Coinsurance: Everything You Need to Know
Coinsurance is a type of cost-sharing, or splitting the costs, of health care coverage between the insurance company and the insured. 4 min read
What Is Coinsurance?
Coinsurance is a type of cost-sharing, or splitting the costs, of health care coverage between the insurance company and the insured. It is essentially an agreement by which the insured and insurer agree to both pay a specific percentage of medical costs and expenses.
A common example of coinsurance is an 80/20 arrangement. Under this agreement, the person insured is responsible for 20 percent of his or her own medical costs, while the insurance company pays for the remaining 80 percent. Keep in mind that these terms apply only after the deductible is met. Therefore, if the deductible is $1,000, then the insured will be required to pay the first $1,000 of medical costs. Thereafter, the percentage will be 80/20. The policy might also have an out-of-pocket limit for the insured to limit the total dollar amount the insured might be responsible for. For example, let’s assume that you have an 80/20 policy with a $1,000 deductible as well as a $5,000 out-of-pocket maximum. If you have a surgery that has a total bill of $11,000, you would be responsible for your $1000 deductible — assuming that this is your first medical expense of the year — first, plus 20 percent of the remaining total of $10,000. This means that your out-of-pocket cost would total $3,000.
If you require additional medical care the rest of the year, the only additional amount that you can be held responsible for is $2,000 ($5,000 out of pocket maximum minus $3,000 that you already incurred in medical expenses for the year). Once you’ve paid $5,000 out-of-pocket (inclusive of your deductible), your insurer will cover 100 percent of any medical expenses exceeding the $5,0000 threshold that you’ve already paid.
This is just an example of a possible arrangement, so it is important to be mindful that coinsurance amounts can be different depending on the individual policy.
A copay is a fixed amount of money that you will pay for healthcare treatment, which is usually paid at the time of service. A copay may also be required when you fill a prescription. This amount varies depending on the type of service received, type of insurance coverage, and type of health insurance plan (HMO vs. PPO).
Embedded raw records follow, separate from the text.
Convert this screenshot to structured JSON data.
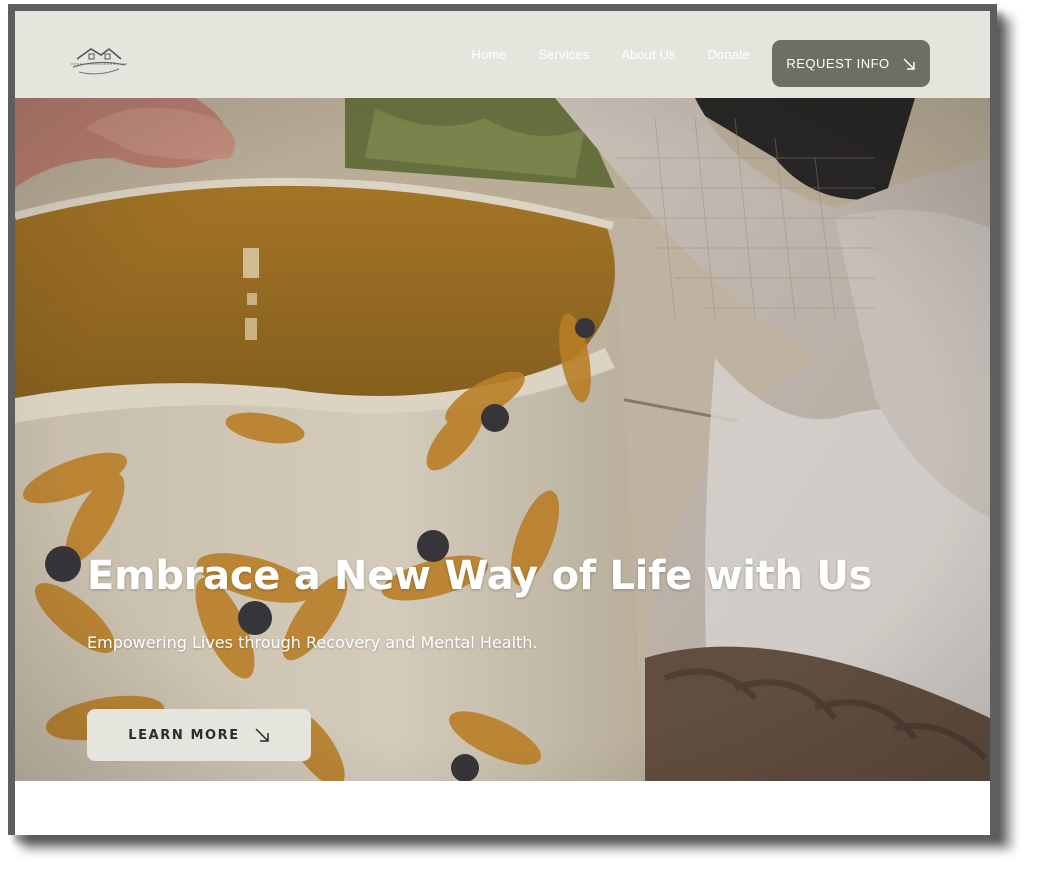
{
  "nav": {
    "logo_name": "house-logo",
    "links": [
      "Home",
      "Services",
      "About Us",
      "Donate"
    ],
    "cta_label": "REQUEST INFO",
    "cta_icon": "arrow-down-right-icon"
  },
  "hero": {
    "title": "Embrace a New Way of Life with Us",
    "subtitle": "Empowering Lives through Recovery and Mental Health.",
    "button_label": "LEARN MORE",
    "button_icon": "arrow-down-right-icon",
    "background": "mug-with-flower-pattern-photo"
  },
  "colors": {
    "nav_bg": "#e6e5dd",
    "cta_bg": "#6e6e64",
    "button_bg": "#e6e5dd",
    "frame": "#5e5e5e"
  }
}
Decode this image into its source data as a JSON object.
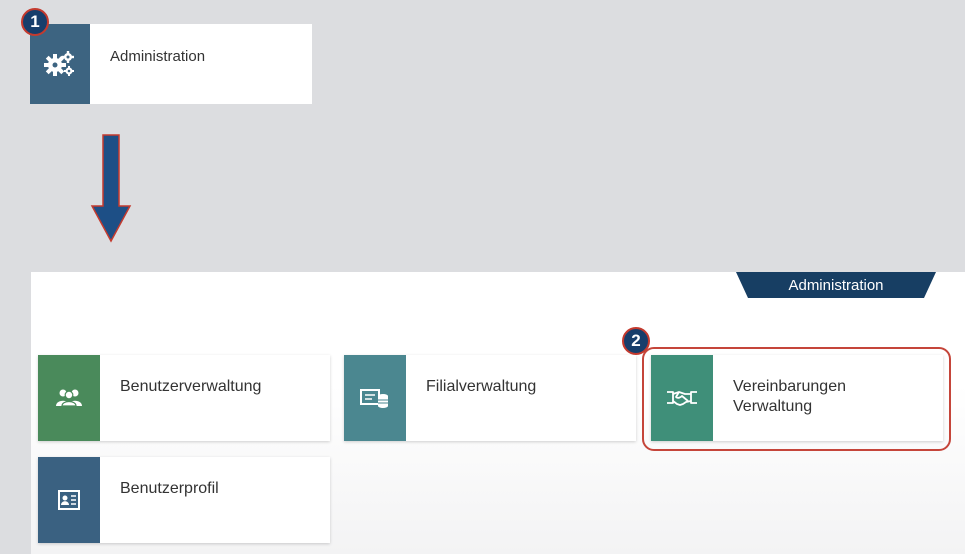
{
  "top_tile": {
    "label": "Administration",
    "icon": "gears-icon"
  },
  "badges": {
    "step1": "1",
    "step2": "2"
  },
  "panel": {
    "tab_title": "Administration"
  },
  "tiles": [
    {
      "label": "Benutzerverwaltung",
      "icon": "users-icon",
      "color": "#4a8a5b"
    },
    {
      "label": "Filialverwaltung",
      "icon": "branch-icon",
      "color": "#4b8790"
    },
    {
      "label": "Vereinbarungen Verwaltung",
      "icon": "handshake-icon",
      "color": "#3f8f79"
    },
    {
      "label": "Benutzerprofil",
      "icon": "profile-card-icon",
      "color": "#3a6181"
    }
  ],
  "colors": {
    "background": "#dcdde0",
    "badge_fill": "#173e6b",
    "badge_border": "#c43a2e",
    "arrow_fill": "#1d4f86",
    "arrow_outline": "#c43a2e",
    "tab_fill": "#173e63",
    "highlight": "#c5453a"
  }
}
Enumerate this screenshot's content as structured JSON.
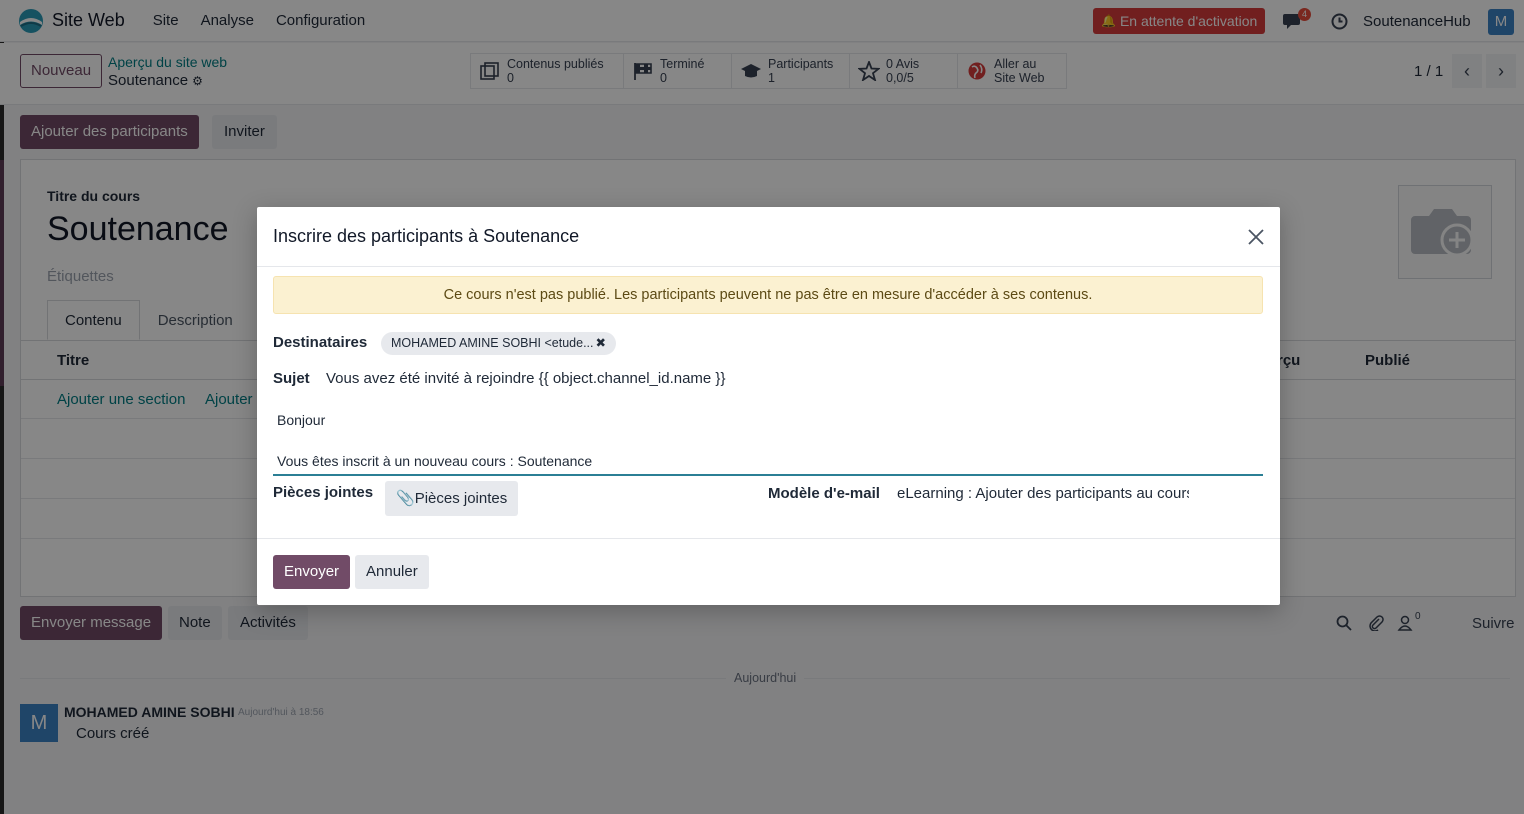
{
  "topnav": {
    "app_name": "Site Web",
    "menu": [
      "Site",
      "Analyse",
      "Configuration"
    ],
    "activation_label": "En attente d'activation",
    "chat_badge": "4",
    "company": "SoutenanceHub",
    "user_initial": "M"
  },
  "controlbar": {
    "new_label": "Nouveau",
    "breadcrumb_link": "Aperçu du site web",
    "breadcrumb_current": "Soutenance",
    "smart_buttons": [
      {
        "line1": "Contenus publiés",
        "line2": "0",
        "icon": "content-icon"
      },
      {
        "line1": "Terminé",
        "line2": "0",
        "icon": "flag-icon"
      },
      {
        "line1": "Participants",
        "line2": "1",
        "icon": "graduation-cap-icon"
      },
      {
        "line1": "0 Avis",
        "line2": "0,0/5",
        "icon": "star-icon"
      },
      {
        "line1": "Aller au",
        "line2": "Site Web",
        "icon": "globe-icon"
      }
    ],
    "pager": "1 / 1"
  },
  "actions": {
    "add_participants": "Ajouter des participants",
    "invite": "Inviter"
  },
  "form": {
    "title_label": "Titre du cours",
    "title": "Soutenance",
    "tags_placeholder": "Étiquettes",
    "tabs": [
      "Contenu",
      "Description"
    ],
    "columns": {
      "title": "Titre",
      "preview": "rçu",
      "published": "Publié"
    },
    "add_section": "Ajouter une section",
    "add_content": "Ajouter"
  },
  "chatter": {
    "send_message": "Envoyer message",
    "note": "Note",
    "activities": "Activités",
    "follower_count": "0",
    "follow": "Suivre",
    "date_separator": "Aujourd'hui",
    "message": {
      "author": "MOHAMED AMINE SOBHI",
      "time": "Aujourd'hui à 18:56",
      "body": "Cours créé",
      "initial": "M"
    }
  },
  "modal": {
    "title": "Inscrire des participants à Soutenance",
    "alert": "Ce cours n'est pas publié. Les participants peuvent ne pas être en mesure d'accéder à ses contenus.",
    "recipients_label": "Destinataires",
    "recipient_tag": "MOHAMED AMINE SOBHI <etude...",
    "subject_label": "Sujet",
    "subject_value": "Vous avez été invité à rejoindre {{ object.channel_id.name }}",
    "body_greeting": "Bonjour",
    "body_line": "Vous êtes inscrit à un nouveau cours : Soutenance",
    "attachments_label": "Pièces jointes",
    "attachments_button": "Pièces jointes",
    "template_label": "Modèle d'e-mail",
    "template_value": "eLearning : Ajouter des participants au cours",
    "send": "Envoyer",
    "cancel": "Annuler"
  },
  "colors": {
    "primary": "#714b67",
    "link": "#017e84",
    "danger": "#d63b3b",
    "alert_bg": "#fbf1d1",
    "avatar": "#3b82c4"
  }
}
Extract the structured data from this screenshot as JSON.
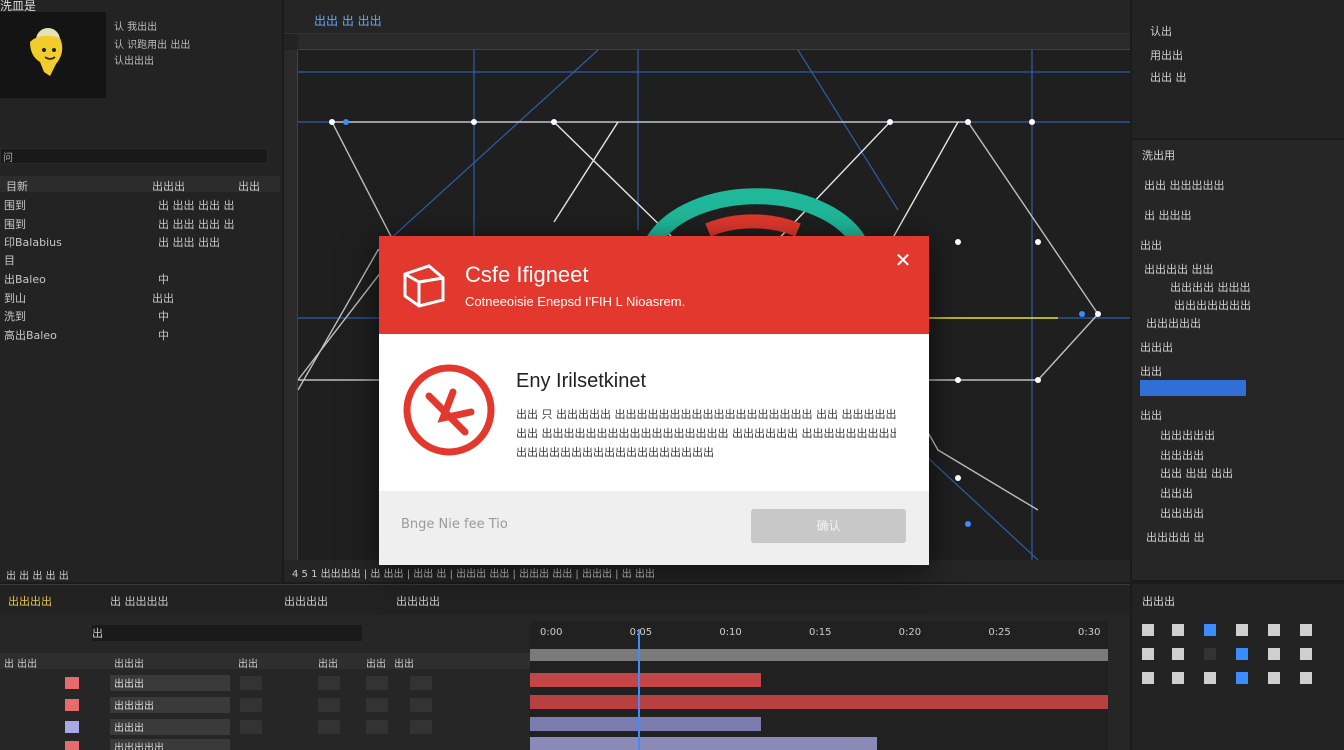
{
  "project": {
    "title": "洗皿是",
    "meta": [
      "认 我出出",
      "认 识跑用出 出出",
      "认出出出"
    ],
    "search_placeholder": "问",
    "columns": [
      "目新",
      "出出出",
      "出出"
    ],
    "items": [
      {
        "name": "围到",
        "info": "出 出出  出出 出"
      },
      {
        "name": "围到",
        "info": "出 出出  出出 出"
      },
      {
        "name": "印Balabius",
        "info": "出 出出  出出"
      },
      {
        "name": "目",
        "info": ""
      },
      {
        "name": "出Baleo",
        "info": "中"
      },
      {
        "name": "到山",
        "info": "出出"
      },
      {
        "name": "洗到",
        "info": "中"
      },
      {
        "name": "高出Baleo",
        "info": "中"
      }
    ],
    "footer": "出 出 出 出 出"
  },
  "viewer": {
    "tabs": [
      "出出 出 出出"
    ],
    "footer": "4 5 1 出出出出 | 出 出出 | 出出 出 | 出出出 出出 | 出出出 出出 | 出出出 | 出 出出"
  },
  "right_top": {
    "rows": [
      "认出",
      "用出出",
      "出出 出"
    ]
  },
  "effects": {
    "header": "洗出用",
    "rows": [
      {
        "label": "出出 出出出出出",
        "top": true
      },
      {
        "label": "出 出出出",
        "top": false
      },
      {
        "label": "出出",
        "top": false
      },
      {
        "label": "出出出出   出出",
        "top": false
      },
      {
        "label": "出出出出   出出出",
        "top": false
      },
      {
        "label": "出出出出出出出",
        "top": false
      },
      {
        "label": "出出出出出",
        "top": false
      },
      {
        "label": "出出出",
        "top": false
      },
      {
        "label": "出出",
        "top": false
      },
      {
        "label": "出出",
        "top": false
      },
      {
        "label": "出出出出出",
        "top": false
      },
      {
        "label": "出出出出",
        "top": false
      },
      {
        "label": "出出 出出  出出",
        "top": false
      },
      {
        "label": "出出出",
        "top": false
      },
      {
        "label": "出出出出",
        "top": false
      },
      {
        "label": "出出出出  出",
        "top": false
      }
    ]
  },
  "right_bottom": {
    "header": "出出出"
  },
  "timeline": {
    "tabs": [
      "出出出出",
      "出 出出出出",
      "出出出出",
      "出出出出"
    ],
    "search_placeholder": "出",
    "columns": [
      "出 出出",
      "出出出",
      "出出",
      "出出",
      "出出",
      "出出"
    ],
    "layers": [
      {
        "name": "出出出",
        "color": "#e86b6b",
        "bar_color": "#c44545",
        "bar_start": 0.0,
        "bar_end": 0.4
      },
      {
        "name": "出出出出",
        "color": "#e86b6b",
        "bar_color": "#b84040",
        "bar_start": 0.0,
        "bar_end": 1.0
      },
      {
        "name": "出出出",
        "color": "#a9a9e8",
        "bar_color": "#7b7bb0",
        "bar_start": 0.0,
        "bar_end": 0.4
      },
      {
        "name": "出出出出出",
        "color": "#e86b6b",
        "bar_color": "#8a8ab8",
        "bar_start": 0.0,
        "bar_end": 0.6
      }
    ],
    "ruler": [
      "0:00",
      "0:05",
      "0:10",
      "0:15",
      "0:20",
      "0:25",
      "0:30"
    ]
  },
  "dialog": {
    "title": "Csfe Ifigneet",
    "subtitle": "Cotneeoisie Enepsd I'FIH L Nioasrem.",
    "body_title": "Eny Irilsetkinet",
    "body_lines": [
      "出出 只 出出出出出 出出出出出出出出出出出出出出出出出出 出出 出出出出出出出",
      "出出 出出出出出出出出出出出出出出出出出 出出出出出出 出出出出出出出出出出出出",
      "出出出出出出出出出出出出出出出出出出"
    ],
    "footer_text": "Bnge Nie fee Tio",
    "button_label": "确认",
    "colors": {
      "header": "#e2382d",
      "icon": "#e2382d"
    }
  },
  "colors": {
    "accent": "#3a8cff",
    "panel": "#232323"
  }
}
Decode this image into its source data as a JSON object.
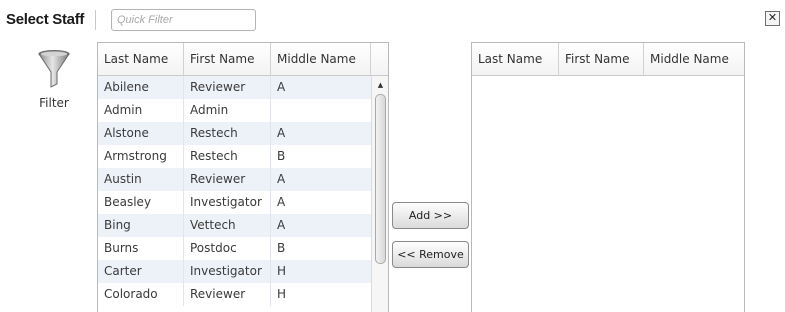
{
  "header": {
    "title": "Select Staff",
    "quick_filter_placeholder": "Quick Filter",
    "quick_filter_value": "",
    "close_glyph": "✕"
  },
  "filter_tool": {
    "icon": "funnel-icon",
    "label": "Filter"
  },
  "available_grid": {
    "columns": [
      "Last Name",
      "First Name",
      "Middle Name"
    ],
    "rows": [
      [
        "Abilene",
        "Reviewer",
        "A"
      ],
      [
        "Admin",
        "Admin",
        ""
      ],
      [
        "Alstone",
        "Restech",
        "A"
      ],
      [
        "Armstrong",
        "Restech",
        "B"
      ],
      [
        "Austin",
        "Reviewer",
        "A"
      ],
      [
        "Beasley",
        "Investigator",
        "A"
      ],
      [
        "Bing",
        "Vettech",
        "A"
      ],
      [
        "Burns",
        "Postdoc",
        "B"
      ],
      [
        "Carter",
        "Investigator",
        "H"
      ],
      [
        "Colorado",
        "Reviewer",
        "H"
      ]
    ]
  },
  "actions": {
    "add_label": "Add >>",
    "remove_label": "<< Remove"
  },
  "selected_grid": {
    "columns": [
      "Last Name",
      "First Name",
      "Middle Name"
    ],
    "rows": []
  }
}
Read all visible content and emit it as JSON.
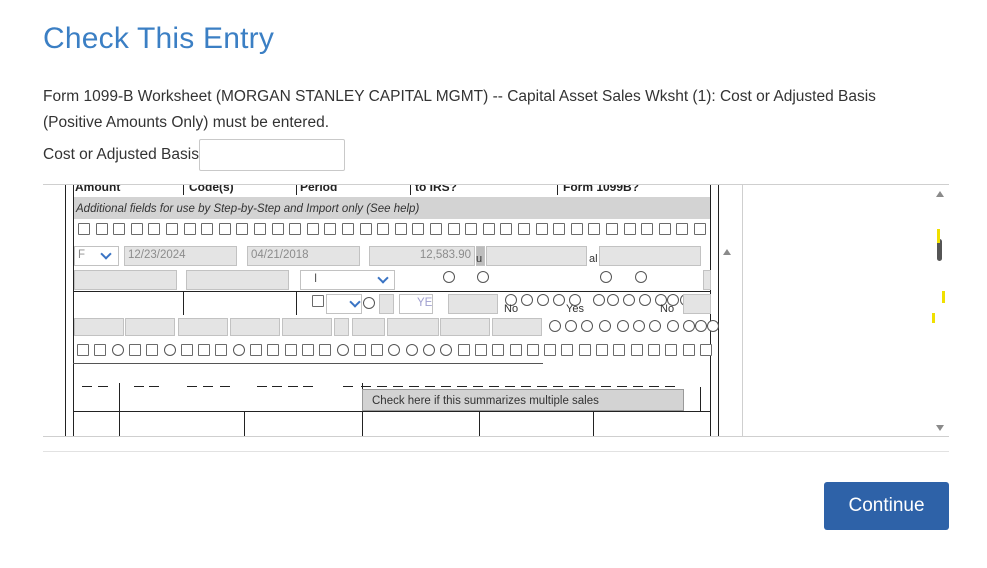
{
  "page": {
    "title": "Check This Entry",
    "message": "Form 1099-B Worksheet (MORGAN STANLEY CAPITAL MGMT) -- Capital Asset Sales Wksht (1): Cost or Adjusted Basis (Positive Amounts Only) must be entered.",
    "field_label": "Cost or Adjusted Basis",
    "field_value": "",
    "continue_label": "Continue"
  },
  "form": {
    "headers": [
      "Amount",
      "Code(s)",
      "Period",
      "to IRS?",
      "Form 1099B?"
    ],
    "additional_fields_note": "Additional fields for use by Step-by-Step and Import only (See help)",
    "select_value": "F",
    "date_sold": "12/23/2024",
    "date_acquired": "04/21/2018",
    "proceeds": "12,583.90",
    "frag_u": "u",
    "frag_al": "al",
    "frag_i": "I",
    "ye_text": "YE",
    "no_label": "No",
    "yes_label": "Yes",
    "no_label_2": "No",
    "summary_checkbox_label": "Check here if this summarizes multiple sales"
  },
  "colors": {
    "title": "#3b7fc4",
    "button": "#2e62a8",
    "checkbox_checked": "#2f6ed8",
    "highlight": "#f0e000"
  }
}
For example, you may pay $20 during a medical visit to a primary care physician (PCP) whereas you may owe $30 when visiting an eye care specialist. When visiting the Emergency Room, you may owe $50 or $100 for your copay. And when filling prescription medicine, your copay may be $10 or $20. These numbers are not definite for everyone, so it is important to understand what your copay amounts are for each type of service.
Coinsurance vs. Copay
- Both types of payments also referred to as out-of-pocket expenses, are ways in which health insurance companies can minimize the financial burden of medical expenses they incur for insured members.
- There are advantages and disadvantages to both types of expenses.
- Coinsurance plans tend to be more expensive due to the deductibles that must be met before the health insurance company will cover medical expenses.
- Copays are a flat fee, whereas coinsurance varies depending on the entire cost of each medical treatment or service. Therefore, if the cost of service was $500, your coinsurance may require that you pay 20 percent of the service, if the deductible has already been met and if you haven’t yet reached your out-of-pocket maximum. Therefore, you could owe 20 percent of $500, or $100. However, if you have a health coverage plan that requires copays, your copay could be $20. Therefore, you’re only paying $20 regardless of how much your treatment is.
- There is greater predictability for those with copays as opposed to coinsurance. Therefore, when someone enrolls in a health coverage plan, he or she should understand the copays for all types of visits, including pharmacy visits for prescription medication, visits to the ER, visits to a specialist, and visits to a PCP.
- Copay plans are much more popular than coinsurance plans.
- Most copay plans also have deductibles; however, the deductibles are met by adding every copay paid for each medical visit, prescription filled, etc. The only downside here is that most people pay copays throughout the year as deductibles may not be met before year-end.
Again, while both types of payment methods have benefits and disadvantages, you should take into account many factors, including how many household members will be under the health insurance plan, how many dependents you have, medical background, how often you visit a doctor, whether or not you take prescription medication, if you visit specialists on a continuing basis, or if you or anyone in your household suffers from a serious disease that requires frequent medical visits to a doctor and/or hospital.
Cost Sharing Reduction
Cost Sharing Reduction (CSR) subsidies are provided to those who earn between 100-250% of the Federal Poverty Level. Such plans may cover 100 percent of medical costs after the deductible is met. CSR subsidies reduce coinsurance, copays, deductibles, and other out-of-pocket maximums by increasing the value of the plan itself. However, in order to benefit from this plan, you’ll need to prove that you make a certain reduced income, thereby proving that you meet the reduced income eligibility levels for obtaining the subsidy.